Emacs on Mac OS X

There are a couple of different options for Emacs on OS X. OS X comes with the text-mode version of Emacs (22.1.1 in Leopard). If you use the text-mode version frequently through Terminal.app, be sure to enable Terminal.app's "Use option as meta key." However, if you spend a lot of time in Emacs you'll probably want to use one of the GUI versions. There are a couple of options:

Aquamacs - An "Aqua-native" fork of Emacs that makes it work more like a Mac application. For example, it supports many of the typical Mac keyboard shortcuts and has tabs. From my brief usage of this, it looked very nice, but since I also use Linux and Windows (as well as text-mode Emacs on the Mac), I want my Emacs experience to be fairly consistent across all platforms.

Carbon Emacs - A Carbon port of Emacs (currently version 22).

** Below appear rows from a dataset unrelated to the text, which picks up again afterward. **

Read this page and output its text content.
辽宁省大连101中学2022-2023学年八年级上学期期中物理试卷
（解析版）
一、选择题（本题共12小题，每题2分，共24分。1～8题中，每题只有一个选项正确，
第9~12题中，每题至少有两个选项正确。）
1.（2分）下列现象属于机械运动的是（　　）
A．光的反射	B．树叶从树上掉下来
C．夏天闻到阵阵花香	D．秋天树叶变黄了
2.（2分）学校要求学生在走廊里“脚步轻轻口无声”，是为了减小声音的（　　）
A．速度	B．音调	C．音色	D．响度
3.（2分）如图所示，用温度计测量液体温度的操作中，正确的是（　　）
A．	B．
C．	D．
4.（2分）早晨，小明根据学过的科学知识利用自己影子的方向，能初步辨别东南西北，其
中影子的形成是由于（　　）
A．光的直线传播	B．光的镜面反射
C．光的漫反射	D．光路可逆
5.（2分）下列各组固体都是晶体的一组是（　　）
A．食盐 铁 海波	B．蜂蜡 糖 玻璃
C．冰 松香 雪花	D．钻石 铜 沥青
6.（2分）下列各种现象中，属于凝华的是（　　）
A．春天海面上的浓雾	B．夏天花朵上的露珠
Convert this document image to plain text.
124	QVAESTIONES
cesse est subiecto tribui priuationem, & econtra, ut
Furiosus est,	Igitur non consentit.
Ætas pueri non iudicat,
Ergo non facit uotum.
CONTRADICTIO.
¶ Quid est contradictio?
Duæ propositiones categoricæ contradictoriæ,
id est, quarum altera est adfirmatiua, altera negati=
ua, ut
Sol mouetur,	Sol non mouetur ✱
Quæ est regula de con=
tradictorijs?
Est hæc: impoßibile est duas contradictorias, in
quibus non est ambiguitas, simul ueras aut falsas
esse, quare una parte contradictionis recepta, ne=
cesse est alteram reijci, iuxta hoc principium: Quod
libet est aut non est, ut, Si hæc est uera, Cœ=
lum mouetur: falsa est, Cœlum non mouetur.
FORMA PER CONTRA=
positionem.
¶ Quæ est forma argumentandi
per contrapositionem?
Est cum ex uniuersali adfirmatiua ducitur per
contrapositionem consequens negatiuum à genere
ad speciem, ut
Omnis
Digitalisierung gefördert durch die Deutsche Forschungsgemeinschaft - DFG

This is what I would have used if I couldn't get the Cocoa build to work.

GTK Emacs - This is available from Fink (currently version 22), but like all GTK apps built through Fink, uses X11. Using X11 apps on OS X is rather inconvenient, so I didn't bother trying this.

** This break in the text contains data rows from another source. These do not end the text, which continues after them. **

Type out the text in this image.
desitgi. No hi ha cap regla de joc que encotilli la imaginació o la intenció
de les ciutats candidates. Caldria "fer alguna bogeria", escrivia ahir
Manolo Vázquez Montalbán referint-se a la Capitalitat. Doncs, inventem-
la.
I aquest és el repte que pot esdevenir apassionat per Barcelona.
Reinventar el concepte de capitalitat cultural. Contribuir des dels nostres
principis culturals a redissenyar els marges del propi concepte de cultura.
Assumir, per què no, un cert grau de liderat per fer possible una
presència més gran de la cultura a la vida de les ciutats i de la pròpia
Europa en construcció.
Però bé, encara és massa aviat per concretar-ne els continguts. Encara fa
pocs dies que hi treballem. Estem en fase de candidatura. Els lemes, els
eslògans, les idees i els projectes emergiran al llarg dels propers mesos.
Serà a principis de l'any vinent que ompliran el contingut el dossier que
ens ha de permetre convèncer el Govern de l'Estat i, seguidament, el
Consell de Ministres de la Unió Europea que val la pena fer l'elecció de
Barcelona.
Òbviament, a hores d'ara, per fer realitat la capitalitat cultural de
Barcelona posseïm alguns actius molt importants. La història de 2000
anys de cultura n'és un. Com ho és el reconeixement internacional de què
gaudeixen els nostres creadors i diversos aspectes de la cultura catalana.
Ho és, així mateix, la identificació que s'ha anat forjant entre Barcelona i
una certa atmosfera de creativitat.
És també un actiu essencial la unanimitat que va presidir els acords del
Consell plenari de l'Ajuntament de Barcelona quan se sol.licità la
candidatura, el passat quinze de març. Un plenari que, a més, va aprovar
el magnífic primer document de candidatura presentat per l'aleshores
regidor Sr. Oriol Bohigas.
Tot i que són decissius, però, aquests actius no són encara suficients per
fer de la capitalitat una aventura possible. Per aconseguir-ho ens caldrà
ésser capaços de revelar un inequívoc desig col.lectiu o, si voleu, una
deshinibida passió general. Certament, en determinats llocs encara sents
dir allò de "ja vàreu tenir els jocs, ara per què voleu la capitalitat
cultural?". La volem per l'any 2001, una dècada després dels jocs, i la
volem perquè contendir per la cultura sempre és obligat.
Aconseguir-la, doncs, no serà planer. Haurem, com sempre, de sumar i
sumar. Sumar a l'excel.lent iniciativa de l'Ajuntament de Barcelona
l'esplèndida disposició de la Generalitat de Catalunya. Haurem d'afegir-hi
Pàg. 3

Emacs.app - A Cocoa port of Emacs. This code has been recently integrated into GNU Emacs for the upcoming version 23, but you have to build from the CVS source for that, which is what I chose to do.

The page for Emacs.app contains instructions for how to build from GNU Emacs CVS, but I'll describe the process here:

1. From the command line execute the following command to get the current CVS version:

cvs -z3 -d:pserver:anonymous@cvs.savannah.gnu.org:/sources/emacs co emacs

2. Inside of the root of the emacs folder, run the following command:

./configure --with-ns

3. After that process is complete it will ask you to run the following command to build Emacs.app:

make install

4. Emacs.app will be located in the "nextstep" folder. Copy Emacs.app to your Applications folder.